Fonti qualificate della sicurezza italiana, dopo le prime verifiche effettuate da tecnici e investigatori, ipotizzano però che dietro possano esserci degli hacker russi. Un’ipotesi che trova conferme sia nella tipologia d’attacco sia nel modus operandi. Probabile, come già avvenuto in passato in altre situazioni e con altre aziende, che si tratti di criminali comuni e non di entità statuali.
Non vanno poi dimenticati i diversi alert che la stessa Agenzia per la cybersicurezza ha lanciato più volte nell’ultimo mese, con l’intensificarsi della crisi in Ucraina. Il primo il 14 febbraio, prima ancora dello scoppio della guerra, con il quale si invitavano le aziende ad innalzare i livelli di protezione delle infrastrutture digitali: la crisi in Ucraina «fa aumentare i rischi cibernetici ai quali sono esposte le imprese italiane che intrattengono rapporti con operatori situati in territorio ucraino».
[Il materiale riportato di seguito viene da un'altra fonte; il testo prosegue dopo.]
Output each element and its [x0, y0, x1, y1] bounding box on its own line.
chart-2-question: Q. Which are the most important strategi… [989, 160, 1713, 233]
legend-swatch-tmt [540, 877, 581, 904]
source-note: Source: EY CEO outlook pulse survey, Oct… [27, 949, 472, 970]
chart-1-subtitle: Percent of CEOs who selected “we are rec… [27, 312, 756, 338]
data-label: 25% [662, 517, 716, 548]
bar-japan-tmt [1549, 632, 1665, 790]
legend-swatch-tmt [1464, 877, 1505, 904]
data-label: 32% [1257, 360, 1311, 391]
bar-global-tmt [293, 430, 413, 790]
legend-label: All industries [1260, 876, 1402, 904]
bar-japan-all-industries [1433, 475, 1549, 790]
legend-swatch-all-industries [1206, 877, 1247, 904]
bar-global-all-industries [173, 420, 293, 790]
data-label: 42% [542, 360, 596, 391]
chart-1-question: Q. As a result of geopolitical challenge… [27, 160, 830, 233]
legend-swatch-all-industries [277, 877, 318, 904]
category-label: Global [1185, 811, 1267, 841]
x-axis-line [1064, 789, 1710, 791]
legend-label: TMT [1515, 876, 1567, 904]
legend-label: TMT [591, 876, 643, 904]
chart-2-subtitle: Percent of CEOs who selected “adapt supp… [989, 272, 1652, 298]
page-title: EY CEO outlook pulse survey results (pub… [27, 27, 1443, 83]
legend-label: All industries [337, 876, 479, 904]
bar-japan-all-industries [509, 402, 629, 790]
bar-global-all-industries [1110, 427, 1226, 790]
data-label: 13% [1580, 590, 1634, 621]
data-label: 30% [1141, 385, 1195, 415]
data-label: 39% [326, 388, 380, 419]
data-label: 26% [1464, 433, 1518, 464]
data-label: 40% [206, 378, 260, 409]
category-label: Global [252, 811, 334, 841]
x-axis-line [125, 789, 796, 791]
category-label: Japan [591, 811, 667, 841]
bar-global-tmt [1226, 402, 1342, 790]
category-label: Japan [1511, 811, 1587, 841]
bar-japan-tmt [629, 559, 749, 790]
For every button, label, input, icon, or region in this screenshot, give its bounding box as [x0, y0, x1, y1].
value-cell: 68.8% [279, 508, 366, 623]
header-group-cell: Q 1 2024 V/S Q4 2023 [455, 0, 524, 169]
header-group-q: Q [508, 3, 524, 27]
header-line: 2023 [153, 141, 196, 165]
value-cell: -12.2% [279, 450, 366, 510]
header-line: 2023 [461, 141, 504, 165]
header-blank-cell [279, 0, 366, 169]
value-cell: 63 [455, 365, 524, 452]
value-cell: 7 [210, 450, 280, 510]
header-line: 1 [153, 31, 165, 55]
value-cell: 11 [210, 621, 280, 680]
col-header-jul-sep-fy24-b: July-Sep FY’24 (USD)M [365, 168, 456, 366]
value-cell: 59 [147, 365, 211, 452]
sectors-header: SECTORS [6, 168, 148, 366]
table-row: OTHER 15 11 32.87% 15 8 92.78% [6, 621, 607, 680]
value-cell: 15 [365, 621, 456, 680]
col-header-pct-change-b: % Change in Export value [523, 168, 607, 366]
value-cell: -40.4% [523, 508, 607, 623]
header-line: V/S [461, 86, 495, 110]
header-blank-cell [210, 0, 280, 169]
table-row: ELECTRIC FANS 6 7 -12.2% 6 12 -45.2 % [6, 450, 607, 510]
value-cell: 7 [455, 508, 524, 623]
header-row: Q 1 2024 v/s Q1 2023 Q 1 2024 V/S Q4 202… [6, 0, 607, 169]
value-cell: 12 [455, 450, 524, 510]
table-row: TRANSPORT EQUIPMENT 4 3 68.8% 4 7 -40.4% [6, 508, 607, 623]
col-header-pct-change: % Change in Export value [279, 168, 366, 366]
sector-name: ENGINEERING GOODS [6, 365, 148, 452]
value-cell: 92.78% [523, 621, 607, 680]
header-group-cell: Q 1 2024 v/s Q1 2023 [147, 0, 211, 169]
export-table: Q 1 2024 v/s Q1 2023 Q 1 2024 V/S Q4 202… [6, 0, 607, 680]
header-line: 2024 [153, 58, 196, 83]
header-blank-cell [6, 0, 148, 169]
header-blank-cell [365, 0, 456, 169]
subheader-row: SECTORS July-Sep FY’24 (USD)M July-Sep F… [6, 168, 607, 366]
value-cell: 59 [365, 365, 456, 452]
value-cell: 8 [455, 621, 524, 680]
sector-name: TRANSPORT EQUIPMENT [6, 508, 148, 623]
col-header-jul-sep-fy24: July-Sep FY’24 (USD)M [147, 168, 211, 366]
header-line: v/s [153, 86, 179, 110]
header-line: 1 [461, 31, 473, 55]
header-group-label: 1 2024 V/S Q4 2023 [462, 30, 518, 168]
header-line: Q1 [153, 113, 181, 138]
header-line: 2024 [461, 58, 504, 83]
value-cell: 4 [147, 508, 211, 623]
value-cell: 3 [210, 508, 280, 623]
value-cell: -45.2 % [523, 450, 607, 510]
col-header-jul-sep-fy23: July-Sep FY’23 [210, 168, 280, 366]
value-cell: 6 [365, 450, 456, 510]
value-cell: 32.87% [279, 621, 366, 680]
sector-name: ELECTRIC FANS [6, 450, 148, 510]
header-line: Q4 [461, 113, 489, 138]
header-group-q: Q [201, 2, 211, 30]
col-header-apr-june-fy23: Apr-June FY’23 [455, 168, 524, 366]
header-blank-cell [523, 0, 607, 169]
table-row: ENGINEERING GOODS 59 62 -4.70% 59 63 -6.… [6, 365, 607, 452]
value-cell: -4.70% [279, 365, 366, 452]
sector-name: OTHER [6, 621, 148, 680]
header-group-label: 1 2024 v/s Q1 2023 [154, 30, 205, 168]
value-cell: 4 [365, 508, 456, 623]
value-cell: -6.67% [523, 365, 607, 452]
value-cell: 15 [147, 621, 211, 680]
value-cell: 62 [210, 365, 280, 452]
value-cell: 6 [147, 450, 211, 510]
Il giorno dell’invasione da parte dei carri armati di Putin è arrivata la nuova raccomandazione «ad adottare misure di difesa cibernetica alte e massimi controlli interni». E quattro giorni dopo, il 28 febbraio, l’ultimo avviso: serve una «postura di massima difesa cibernetica», applicando «tutte le misure di prevenzione e controllo più urgenti».